Meteoric Ladd Back From Service


Love, Sacrifice, and More Sacrifice: And Now Tomorrow (1944)

Alan Ladd's the doctor of love to struck deaf Loretta Young in this melodrama directed by Irving Pichel and co-written by Raymond Chandler. Putting the latter with Ladd makes one think noir, or at the least rough play, but this is a plush chair after design of Dark Victory, with AL more concerned with class distinctions than a jammed .45. His bedside manner could use work, at one point blowing out a match and saying, Kids die like that all the time. Was Chandler having sport with work he found lachrymose?

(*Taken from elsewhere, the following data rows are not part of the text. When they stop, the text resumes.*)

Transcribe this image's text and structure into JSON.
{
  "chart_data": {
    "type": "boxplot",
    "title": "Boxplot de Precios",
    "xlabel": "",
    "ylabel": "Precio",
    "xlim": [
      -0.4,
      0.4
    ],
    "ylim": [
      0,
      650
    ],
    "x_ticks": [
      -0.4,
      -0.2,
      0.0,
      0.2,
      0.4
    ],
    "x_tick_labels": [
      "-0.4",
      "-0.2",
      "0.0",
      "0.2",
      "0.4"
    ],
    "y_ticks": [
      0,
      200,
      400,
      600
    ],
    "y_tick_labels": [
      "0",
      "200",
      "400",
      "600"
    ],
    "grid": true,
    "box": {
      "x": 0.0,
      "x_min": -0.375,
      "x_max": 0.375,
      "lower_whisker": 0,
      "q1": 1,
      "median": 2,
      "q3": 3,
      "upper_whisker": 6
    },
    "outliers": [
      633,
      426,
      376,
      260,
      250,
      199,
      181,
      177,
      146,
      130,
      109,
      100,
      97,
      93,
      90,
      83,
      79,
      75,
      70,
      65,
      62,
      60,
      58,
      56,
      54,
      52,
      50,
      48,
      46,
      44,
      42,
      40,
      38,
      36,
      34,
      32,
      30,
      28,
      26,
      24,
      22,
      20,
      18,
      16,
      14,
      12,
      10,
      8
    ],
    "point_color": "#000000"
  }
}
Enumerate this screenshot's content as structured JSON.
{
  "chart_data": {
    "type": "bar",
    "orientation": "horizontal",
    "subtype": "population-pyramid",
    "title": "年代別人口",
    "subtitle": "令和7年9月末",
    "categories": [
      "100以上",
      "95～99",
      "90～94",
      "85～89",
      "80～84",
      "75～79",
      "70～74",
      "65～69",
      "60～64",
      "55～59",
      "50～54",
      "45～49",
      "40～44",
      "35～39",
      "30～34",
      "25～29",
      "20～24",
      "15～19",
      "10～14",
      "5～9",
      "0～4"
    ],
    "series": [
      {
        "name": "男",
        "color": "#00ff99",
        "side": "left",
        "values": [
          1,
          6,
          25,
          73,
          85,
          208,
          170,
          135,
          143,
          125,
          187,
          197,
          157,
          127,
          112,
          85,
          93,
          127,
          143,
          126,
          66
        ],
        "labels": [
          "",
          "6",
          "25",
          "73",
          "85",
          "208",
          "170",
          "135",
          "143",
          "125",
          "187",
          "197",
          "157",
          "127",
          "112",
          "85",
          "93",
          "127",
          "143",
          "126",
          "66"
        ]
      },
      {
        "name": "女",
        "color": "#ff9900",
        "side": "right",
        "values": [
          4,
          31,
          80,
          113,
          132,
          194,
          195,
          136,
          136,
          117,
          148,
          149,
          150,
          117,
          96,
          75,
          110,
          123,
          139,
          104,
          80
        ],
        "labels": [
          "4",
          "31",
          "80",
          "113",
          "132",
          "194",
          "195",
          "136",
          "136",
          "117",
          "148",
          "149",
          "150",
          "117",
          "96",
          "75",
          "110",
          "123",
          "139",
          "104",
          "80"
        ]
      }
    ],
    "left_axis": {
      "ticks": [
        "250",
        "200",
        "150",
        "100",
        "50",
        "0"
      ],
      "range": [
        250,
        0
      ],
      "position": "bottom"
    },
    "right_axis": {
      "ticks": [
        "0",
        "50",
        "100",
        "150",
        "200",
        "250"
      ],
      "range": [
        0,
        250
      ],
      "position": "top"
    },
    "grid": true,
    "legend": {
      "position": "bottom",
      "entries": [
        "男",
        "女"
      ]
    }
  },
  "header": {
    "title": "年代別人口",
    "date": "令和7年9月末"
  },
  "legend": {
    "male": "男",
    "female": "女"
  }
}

Cures come by way of a "serum," a term I never hear in present-day clinics, but maybe it was more common to medical discourse then. Everyone's fixed on doing the "honorable" thing, thus delay in appropriate couples getting together. And Now Tomorrow was catnip to fan mag trade, being popular novel-derived and featuring Ladd just back from his service hitch. Loretta Young had by this time ossified to phony-baloney "movie star" posturing, not a hint of reality in characters she played. Realization on her rich girl part that it's better to be poor but proud comes off absurd as it would in actual life (spoiler: she gets to keep wrong-side-of-tracks Ladd plus the money). AL takes first billing; they had teamed a year before for China, where Young got top placement. Wonder if respective agents quarreled over this. And Now Tomorrow can be had on Region 2 from England, but it could use a fresh transfer. Seems like corporate pride, if nothing else, would inspire negative owner Universal to clean up DVD acts.